Nel definire le categorie pertinenti di titoli ai fini del paragrafo 3, le controparti tengono conto della tipologia dell'emittente del titolo, della valutazione esterna del merito di credito del titolo, della durata residua del titolo e della sua durata finanziaria modificata.
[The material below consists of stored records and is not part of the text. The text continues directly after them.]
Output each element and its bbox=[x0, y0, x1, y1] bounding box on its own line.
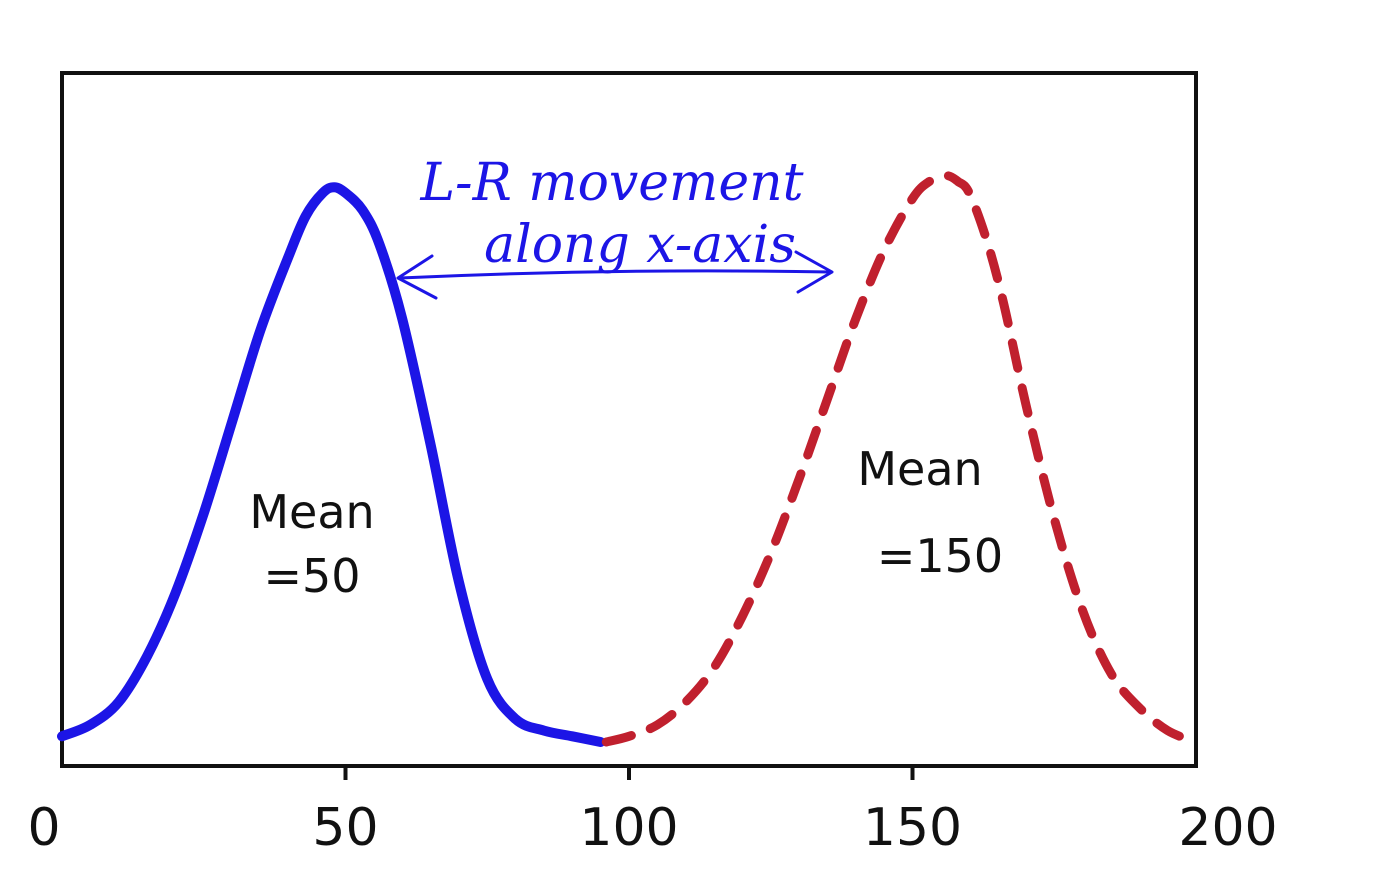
mean-150-line1: Mean bbox=[857, 442, 982, 496]
movement-annotation: L-R movement along x-axis bbox=[396, 153, 834, 300]
movement-line2: along x-axis bbox=[484, 215, 796, 275]
mean-50-line1: Mean bbox=[249, 485, 374, 539]
mean-150-annotation: Mean =150 bbox=[857, 442, 1003, 583]
solid-series-line bbox=[57, 182, 606, 747]
x-tick-label: 200 bbox=[1178, 798, 1277, 858]
right-arrowhead-icon bbox=[794, 250, 834, 294]
left-arrowhead-icon bbox=[396, 254, 438, 300]
x-tick-label: 150 bbox=[863, 798, 962, 858]
x-axis-ticks: 0 50 100 150 200 bbox=[27, 766, 1278, 858]
double-arrow-shaft bbox=[399, 269, 831, 280]
mean-150-line2: =150 bbox=[877, 529, 1003, 583]
movement-line1: L-R movement bbox=[419, 153, 803, 213]
series-layer bbox=[57, 171, 1201, 747]
x-tick-label: 50 bbox=[312, 798, 378, 858]
dashed-series-line bbox=[601, 171, 1201, 747]
x-tick-label: 100 bbox=[579, 798, 678, 858]
mean-50-annotation: Mean =50 bbox=[249, 485, 374, 603]
x-tick-label: 0 bbox=[27, 798, 60, 858]
mean-50-line2: =50 bbox=[263, 549, 360, 603]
Le stime della volatilità sono rappresentative dei titoli inclusi nella categoria.

5.

Il calcolo degli scarti di garanzia risultante dall'applicazione del paragrafo 1, lettera c), soddisfa tutte le condizioni di seguito elencate:

a)

la controparte impiega le stime della volatilità nel processo giornaliero di gestione del rischio, anche in relazione ai limiti di esposizione;

b)

se per il tipo di contratto derivato OTC in questione il periodo di liquidazione utilizzato dalla controparte è superiore a quello di cui al paragrafo 1, lettera b), la controparte aumenta i suoi scarti di garanzia secondo la formula della radice quadrata del periodo di tempo di cui alla lettera c) dello stesso paragrafo.


ALLEGATO IV

Metodo standardizzato per il calcolo del margine iniziale ai fini degli articoli 9 e 11

1.

Gli importi nozionali o i valori sottostanti, a seconda del caso, dei contratti derivati OTC in un paniere di compensazione sono moltiplicati per le percentuali di cui alla seguente tabella 1:

Tabella 1

Categoria

Fattore di maggiorazione

Credito: 0-2 anni di durata residua

2 %

Credito: 2-5 anni di durata residua

5 %

Credito 5+ anni di durata residua

10 %

Materie prime

15 %

Strumenti di capitale

15 %

Cambi

6 %

Tasso di interesse e di inflazione: 0-2 anni di durata residua

1 %

Tasso di interesse e di inflazione: 2-5 anni di durata residua

2 %

Tasso di interesse e di inflazione: 5+ anni di durata residua

4 %

Altro

15 %

2.

Il margine iniziale lordo di un paniere di compensazione è calcolato come la somma dei prodotti di cui al paragrafo 1 per tutti i contratti derivati OTC nel paniere di compensazione.

3.

Ai contratti che rientrano in più di una categoria si applica il seguente trattamento:

a)

quando per un contratto derivato OTC può essere chiaramente individuato un fattore di rischio rilevante, il contratto è classificato nella categoria corrispondente a tale fattore di rischio;

b)

quando la condizione di cui alla lettera a) non è soddisfatta, il contratto è classificato nella categoria con il maggior fattore di maggiorazione tra le categorie pertinenti;

c)

i requisiti di margine iniziale per il paniere di compensazione sono calcolati secondo la seguente formula:

Margine iniziale netto = 0,4*Margine iniziale lordo+0,6*NGR*Margine iniziale lordo

dove:

i)

il Margine iniziale netto è l'importo ridotto dei requisiti di margine iniziale per tutti i contratti derivati OTC con una data controparte inclusi nel paniere di compensazione;

ii)

l'NGR è il rapporto netto/lordo calcolato come il quoziente del costo di sostituzione netto di un paniere di compensazione con una data controparte al numeratore e del costo di sostituzione lordo di tale paniere di compensazione al denominatore;

d)

ai fini della lettera b), il costo di sostituzione netto di un paniere di compensazione è il maggiore tra zero e la somma dei valori di mercato correnti di tutti i contratti derivati OTC presenti nel paniere di compensazione;

e)

ai fini della lettera b), il costo di sostituzione lordo di un paniere di compensazione è pari alla somma dei valori di mercato correnti di tutti i contratti derivati OTC calcolati conformemente all'articolo 11, paragrafo 2, del regolamento (UE) n. 648/2012 e agli articoli 16 e 17 del regolamento delegato (UE) n. 149/2013 di valore positivo presenti nel paniere di compensazione;

f)

gli importi nozionali di cui al paragrafo 1 possono essere calcolati compensando gli importi nozionali dei contratti di segno opposto che, tranne per gli importi nozionali, siano identici in tutti gli elementi contrattuali.